Shinkichi, jeune vendeur de tabac, tombe amoureux d'Oshiga, une femme d’âge mûr qui enseigne le chant. Leur relation fait scandale. Mais, rapidement, le charme de Shinkichi crée un certain émoi parmi les élèves d’Oshiga, semant ainsi le trouble dans le couple, jusqu’au drame impensable.

L’IMPURE PASSION D’UN SERPENT

Après un détour américain aussi raté que peu inspiré (The Ring 2, resucée totalement à côté de la plaque), Hideo Nakata remonte à la source des sources, d’abord au Japon, ensuite et surtout au film de fantôme dans sa forme la plus classique, ou presque. Dès le logo vintage de la Shochiku résonnent les chants lointains venus des marais hantés des séries B fantastiques estampillées 50’s. Un hommage classieux, plus fidèle que Ring, qui visait davantage à renouveler et détourner les figures du genre. Kaidan revient aux textes classiques d’un Akinari Ueda ou d’un Encho Sanyuutei (c’est lui, en l’occurrence, qui est adapté), avec comme modèle évident les films immortels de Nobuo Nakagawa, emblèmes des canons horrifiques d’époque. Avec ce que cela implique de décalage, le fantôme étant ici purement moral, incarnation de rancune ou de douleur dans un récit de péché et de rédemption, thématique rendue anachronique par le sous texte de la nouvelle vague façon Dark Water ou Kaïro, dont les problématiques sont avant tout sociales.

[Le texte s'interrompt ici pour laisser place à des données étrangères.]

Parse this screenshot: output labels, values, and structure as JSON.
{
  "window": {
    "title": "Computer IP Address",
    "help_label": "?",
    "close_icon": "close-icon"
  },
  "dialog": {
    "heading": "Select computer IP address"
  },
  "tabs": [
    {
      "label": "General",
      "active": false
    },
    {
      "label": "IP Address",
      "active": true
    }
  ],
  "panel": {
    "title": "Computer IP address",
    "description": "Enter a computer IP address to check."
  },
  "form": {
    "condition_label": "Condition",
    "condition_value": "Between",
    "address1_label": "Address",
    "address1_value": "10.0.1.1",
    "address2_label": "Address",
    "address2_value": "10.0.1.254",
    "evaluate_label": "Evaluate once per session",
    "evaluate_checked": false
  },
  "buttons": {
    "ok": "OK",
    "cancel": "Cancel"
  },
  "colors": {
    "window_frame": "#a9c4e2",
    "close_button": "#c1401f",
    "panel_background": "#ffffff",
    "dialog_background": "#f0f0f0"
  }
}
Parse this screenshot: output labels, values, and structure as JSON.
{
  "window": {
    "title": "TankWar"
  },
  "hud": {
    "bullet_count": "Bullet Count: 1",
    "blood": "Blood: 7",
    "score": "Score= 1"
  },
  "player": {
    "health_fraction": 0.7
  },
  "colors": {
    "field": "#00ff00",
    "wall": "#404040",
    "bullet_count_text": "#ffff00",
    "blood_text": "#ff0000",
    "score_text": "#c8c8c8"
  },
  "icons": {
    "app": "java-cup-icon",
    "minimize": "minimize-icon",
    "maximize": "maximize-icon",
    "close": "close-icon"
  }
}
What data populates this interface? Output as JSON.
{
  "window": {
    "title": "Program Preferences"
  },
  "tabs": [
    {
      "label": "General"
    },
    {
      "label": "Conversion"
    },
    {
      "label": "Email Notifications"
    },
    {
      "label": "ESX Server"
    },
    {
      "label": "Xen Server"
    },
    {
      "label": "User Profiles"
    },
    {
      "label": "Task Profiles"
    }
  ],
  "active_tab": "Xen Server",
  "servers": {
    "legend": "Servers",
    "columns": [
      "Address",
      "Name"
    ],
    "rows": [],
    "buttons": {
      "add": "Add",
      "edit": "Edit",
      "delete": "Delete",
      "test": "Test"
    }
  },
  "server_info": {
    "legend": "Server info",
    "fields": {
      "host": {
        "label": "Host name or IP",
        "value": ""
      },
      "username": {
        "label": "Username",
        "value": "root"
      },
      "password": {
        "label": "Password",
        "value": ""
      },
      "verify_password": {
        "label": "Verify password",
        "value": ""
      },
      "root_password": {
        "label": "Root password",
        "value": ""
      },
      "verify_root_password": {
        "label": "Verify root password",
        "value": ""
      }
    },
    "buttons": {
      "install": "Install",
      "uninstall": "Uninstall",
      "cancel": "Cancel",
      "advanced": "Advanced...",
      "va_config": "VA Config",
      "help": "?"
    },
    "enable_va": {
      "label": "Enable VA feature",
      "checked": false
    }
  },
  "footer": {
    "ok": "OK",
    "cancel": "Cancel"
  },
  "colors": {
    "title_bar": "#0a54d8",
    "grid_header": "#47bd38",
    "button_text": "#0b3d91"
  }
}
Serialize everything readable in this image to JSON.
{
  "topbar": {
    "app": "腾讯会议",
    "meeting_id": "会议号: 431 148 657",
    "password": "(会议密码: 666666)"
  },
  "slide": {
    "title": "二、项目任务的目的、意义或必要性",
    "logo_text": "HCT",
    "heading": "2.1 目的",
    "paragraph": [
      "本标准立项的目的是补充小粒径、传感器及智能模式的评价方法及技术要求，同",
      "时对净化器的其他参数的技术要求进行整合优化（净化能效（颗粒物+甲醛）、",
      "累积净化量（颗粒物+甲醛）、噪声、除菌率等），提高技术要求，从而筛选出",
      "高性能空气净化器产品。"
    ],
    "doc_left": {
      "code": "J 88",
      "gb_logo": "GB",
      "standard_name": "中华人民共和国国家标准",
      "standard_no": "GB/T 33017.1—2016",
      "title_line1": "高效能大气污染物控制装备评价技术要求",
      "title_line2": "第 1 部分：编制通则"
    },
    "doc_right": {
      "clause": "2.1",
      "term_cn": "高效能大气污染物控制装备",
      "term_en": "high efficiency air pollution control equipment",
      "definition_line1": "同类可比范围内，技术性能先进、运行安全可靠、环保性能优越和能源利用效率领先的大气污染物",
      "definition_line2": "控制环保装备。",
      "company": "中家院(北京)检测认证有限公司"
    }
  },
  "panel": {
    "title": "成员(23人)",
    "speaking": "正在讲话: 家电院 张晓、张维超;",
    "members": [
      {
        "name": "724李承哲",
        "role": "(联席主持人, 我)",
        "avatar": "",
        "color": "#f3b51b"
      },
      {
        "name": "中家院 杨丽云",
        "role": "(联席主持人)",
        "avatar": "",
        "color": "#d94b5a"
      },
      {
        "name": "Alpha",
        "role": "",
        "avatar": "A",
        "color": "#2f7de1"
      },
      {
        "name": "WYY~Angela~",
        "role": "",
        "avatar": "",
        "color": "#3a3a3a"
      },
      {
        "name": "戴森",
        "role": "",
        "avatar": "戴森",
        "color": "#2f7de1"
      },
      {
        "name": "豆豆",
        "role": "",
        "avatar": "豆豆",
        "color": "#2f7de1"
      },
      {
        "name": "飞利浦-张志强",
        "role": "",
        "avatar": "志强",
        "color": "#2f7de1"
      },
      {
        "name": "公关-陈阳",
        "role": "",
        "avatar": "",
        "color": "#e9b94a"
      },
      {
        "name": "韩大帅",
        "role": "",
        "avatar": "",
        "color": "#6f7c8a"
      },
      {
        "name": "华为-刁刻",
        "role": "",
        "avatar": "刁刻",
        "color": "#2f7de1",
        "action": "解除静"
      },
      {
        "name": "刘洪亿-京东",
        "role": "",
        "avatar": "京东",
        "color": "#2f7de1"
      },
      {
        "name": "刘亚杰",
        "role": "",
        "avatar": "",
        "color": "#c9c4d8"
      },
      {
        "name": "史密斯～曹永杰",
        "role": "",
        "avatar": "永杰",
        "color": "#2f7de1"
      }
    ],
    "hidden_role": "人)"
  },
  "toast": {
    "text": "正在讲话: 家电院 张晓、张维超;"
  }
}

Kaidan est une fable, un conte séculaire comme ceux du rituel oral des cent bougies où un orateur raconte à la lueur vacillante les bases classiques d'une malédiction ancestrale et ses conséquences surnaturelles, le même orateur qui ouvre ici le film. Le prologue est justement à tomber par terre de beauté, assumant pleinement ses artifices, sa scène théâtrale de kabuki et son décor magique.

CONTES DE PLUIE ET DE LUNE

Le chef opérateur Hunichiro Hayashi s'est ainsi offert une orgie formelle qui rompt visuellement avec l'habituel de Nakata, Chaos, Ring ou Dark Water, explorant soit le réalisme austère et sec, soit le crapoteux glauque. Ici les couleurs sont partout et flamboyantes, Nakata dispersant quelques fulgurances graphiques de toute beauté, armé d’une direction artistique exceptionnelle. Mais, assez rapidement, les coutures trop serrées craquent un peu. Kaidan touche parfois les limites de son exercice de style, car Nakata semble dans l’impossibilité de transcender son modèle d’un point de vue narratif. L’histoire, ultra classique et balisée, tombe amoureuse de son décor (et elle a raison), mais manque de passion et de dynamisme, là où ce conte qui n’invente rien aurait mérité un coup de plumeau ou de carburant. Comme chez Kobayashi, auteur du classique homonyme Kwaidan, Nakata joue sur l’étrangeté poétique d’entre deux mondes plus que sur l’aspect purement flippant, aidé par la belle partition de Kenji Kawai. Une approche qui accentue un peu plus l’aspect hors du temps du film, avec les qualités de ses défauts (et inversement), réservant néanmoins quelques très beaux moments. On pense par exemple à la première apparition fantomatique, calquée sur la fin des Contes de la lune vague après la pluie de Mizoguchi (séquence qui a déjà influencé l’épilogue de Dark Water). Ces instants où Nakata, admirateur d’Ophüls, retrouve sa fibre plus lyrique et tragique, celle qui prédit que la blanche neige des amours naissantes se changera bel et bien en inconsolable boue.